Civil War Transcendence, part 160

I wandered back to Hattie’s place and, after giving her my watch and asking her to wake me at 4:00 pm, I took off my coat and fell into bed. I passed out. I must have been in a coma, because I don’t believe a battery of cannons could have awakened me. Hattie had to apply a wet rag on my face just to get me to open my eyes at 4:00 pm. She also provided a cup of coffee for me to guzzle to get my heart started.

Reluctantly, I got dressed and went to see Captain Mosby. It didn’t take long for me to find the cavalry camp. It was on our side of town and I was quickly admitted to the captain’s tent.

He was busy writing reports, but once I was ushered into his presence, he stopped and asked me to sit in a camp chair across from him. He looked at the floor of the tent for a few moments and seemed to be gathering his thoughts. Then he finally looked up at me and, fixing me with a piercing gaze, asked, “Are you really from Arkansas?”

The question hit me right between the eyes. I stammered, “Well, yes, I am.”

Lieut. James B. Neill, 153rd NY Volunteers from Expert Infantry on flickr

Lieut. James B. Neill, 153rd NY Volunteers from Expert Infantry on flickr

Then he said, “I don’t doubt your loyalty to the Confederacy and to our community. God knows that no one could have provided more service than you have in just a matter of days, but your explanation of how you arrived here is dubious at best.

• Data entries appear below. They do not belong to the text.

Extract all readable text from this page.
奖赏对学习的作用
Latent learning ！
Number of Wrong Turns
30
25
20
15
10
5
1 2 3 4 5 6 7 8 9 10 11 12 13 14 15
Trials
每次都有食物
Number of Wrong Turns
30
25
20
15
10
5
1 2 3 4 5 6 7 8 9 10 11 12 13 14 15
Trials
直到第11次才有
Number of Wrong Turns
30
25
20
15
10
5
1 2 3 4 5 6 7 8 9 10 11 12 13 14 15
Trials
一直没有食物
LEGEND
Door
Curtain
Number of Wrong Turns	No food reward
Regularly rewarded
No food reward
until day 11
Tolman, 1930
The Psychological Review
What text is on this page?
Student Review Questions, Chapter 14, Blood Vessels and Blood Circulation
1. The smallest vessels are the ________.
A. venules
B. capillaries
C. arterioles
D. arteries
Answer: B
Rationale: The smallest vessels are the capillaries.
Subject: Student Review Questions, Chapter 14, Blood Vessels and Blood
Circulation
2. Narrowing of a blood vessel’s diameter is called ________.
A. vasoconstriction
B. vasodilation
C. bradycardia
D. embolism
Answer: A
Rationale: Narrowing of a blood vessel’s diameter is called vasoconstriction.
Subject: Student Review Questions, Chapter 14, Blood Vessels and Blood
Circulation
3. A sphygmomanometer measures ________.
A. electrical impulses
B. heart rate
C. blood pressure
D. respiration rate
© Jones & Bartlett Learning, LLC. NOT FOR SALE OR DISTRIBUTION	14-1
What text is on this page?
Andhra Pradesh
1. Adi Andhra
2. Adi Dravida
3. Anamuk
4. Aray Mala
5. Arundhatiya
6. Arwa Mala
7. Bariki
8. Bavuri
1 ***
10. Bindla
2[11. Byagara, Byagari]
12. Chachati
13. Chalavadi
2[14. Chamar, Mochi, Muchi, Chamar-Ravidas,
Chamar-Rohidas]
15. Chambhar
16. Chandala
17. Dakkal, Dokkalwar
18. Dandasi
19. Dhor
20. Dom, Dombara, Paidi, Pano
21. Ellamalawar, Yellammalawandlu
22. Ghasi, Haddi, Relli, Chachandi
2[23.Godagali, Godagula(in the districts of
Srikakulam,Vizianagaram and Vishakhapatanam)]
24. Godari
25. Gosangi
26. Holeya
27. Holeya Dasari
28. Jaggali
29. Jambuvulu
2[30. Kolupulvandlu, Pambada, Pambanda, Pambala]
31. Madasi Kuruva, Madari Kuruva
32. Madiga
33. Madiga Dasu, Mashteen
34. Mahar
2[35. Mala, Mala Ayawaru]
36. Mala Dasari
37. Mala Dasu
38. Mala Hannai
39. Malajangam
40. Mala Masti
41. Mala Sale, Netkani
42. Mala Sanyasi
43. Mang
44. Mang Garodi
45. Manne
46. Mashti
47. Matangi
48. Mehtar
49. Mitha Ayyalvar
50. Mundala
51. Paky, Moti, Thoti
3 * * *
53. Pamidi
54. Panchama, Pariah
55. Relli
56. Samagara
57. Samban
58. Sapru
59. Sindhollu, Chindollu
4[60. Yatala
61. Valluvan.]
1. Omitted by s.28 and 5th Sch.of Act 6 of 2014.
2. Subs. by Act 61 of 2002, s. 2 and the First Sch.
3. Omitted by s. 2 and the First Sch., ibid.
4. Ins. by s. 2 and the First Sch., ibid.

I have made inquiries of some Baltimore merchants that are secretly loyal to our cause, and they have never heard of you or of a school for rich merchants’ children that you espouse to have conducted. Again, this is difficult to believe because of what you have accomplished with the children of this area. No one has been able to command the respect and cooperation from the students as you have, so you must have been a teacher sometime in your life. You also don’t want to take on the job of town marshal, but you helped garner the forces to defend the town against raiders on one occasion. After I met and talked with the Maryland locksmen, they credited you with blowing up a keg of powder the Yank cavalry was going to use to destroy the Shepherdstown bridge. You captured five Yanks by yourself, plus led a gaggle of townsfolk that killed three other Yanks. This is in addition to rescuing Widow Throckmorton’s family twice, which resulted in the elimination of two of the most unsavory characters this area has ever produced. Now I must ask you, ‘Who are you?’”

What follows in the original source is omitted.